Moreover, even within today’s decent-looking report, private education & healthcare services continue to dominate, contributing 137k of the 130k jobs given government lost 42k. Construction was pretty good, though, rising by 33k.

This report in itself will not be enough to convince the market of an early Fed cut. It will be the same set of voters that chose to adopt a more upbeat assessment on the labour market’s prospects in January, and Chair Powell already stated in December that the Fed was of the view that the BLS was overestimating employment growth substantially. So while the headlines from the revisions look grim, this is unlikely to tip the central bank into cutting before March, especially if headline and core inflation come in at 0.3% on Friday as the market expects.

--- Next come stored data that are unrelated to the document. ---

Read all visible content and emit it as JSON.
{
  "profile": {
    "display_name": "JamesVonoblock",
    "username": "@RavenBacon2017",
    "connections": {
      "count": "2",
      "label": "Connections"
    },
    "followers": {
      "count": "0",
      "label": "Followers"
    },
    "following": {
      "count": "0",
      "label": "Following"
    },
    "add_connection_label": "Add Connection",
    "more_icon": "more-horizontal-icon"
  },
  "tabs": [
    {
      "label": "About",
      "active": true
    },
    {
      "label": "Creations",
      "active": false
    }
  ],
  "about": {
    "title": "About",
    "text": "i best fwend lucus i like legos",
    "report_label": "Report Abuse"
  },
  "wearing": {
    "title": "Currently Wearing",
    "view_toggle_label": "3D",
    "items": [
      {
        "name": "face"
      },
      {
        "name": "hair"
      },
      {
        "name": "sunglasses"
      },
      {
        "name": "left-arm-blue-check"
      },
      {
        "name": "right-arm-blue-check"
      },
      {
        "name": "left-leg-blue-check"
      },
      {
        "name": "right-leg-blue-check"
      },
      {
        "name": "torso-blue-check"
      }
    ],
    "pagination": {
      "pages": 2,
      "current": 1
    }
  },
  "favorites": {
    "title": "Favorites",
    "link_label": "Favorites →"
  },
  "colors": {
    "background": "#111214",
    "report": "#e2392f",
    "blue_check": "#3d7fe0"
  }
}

Jobs outlook skews the risks towards more than two Fed rate cuts

The problem is that the Challenger report on hiring intentions and weak JOLTS job openings point to a sharp drop-off in job vacancies, which suggests little prospect of a turnaround in hiring more broadly anytime soon. The rapid swing from excess demand – in 2022 there were 2 job vacancies for every unemployed American – to oversupply, where there are now fewer than 0.9 jobs for every unemployed American, also means that wage growth is cooling quickly. Tuesday’s employment cost index showed private sector wages slowing to 3.3% at the end of 2025, and given the plunge in the quits rate – a signal of turnover in the jobs market – we wouldn’t be surprised to see it average less than 3% in 2026.

This will do nothing to relieve the pressure on household finances and means consumer sentiment stays subdued. However, given that the US is largely a service sector economy and labour costs typically are the biggest cost input, this will help to ease inflation pressures over the medium term. As such, the room for Fed rate cuts looks set to grow, reinforcing our position that the risk to our Fed call of two 25bp cuts this year is skewed towards it being more aggressive in its actions.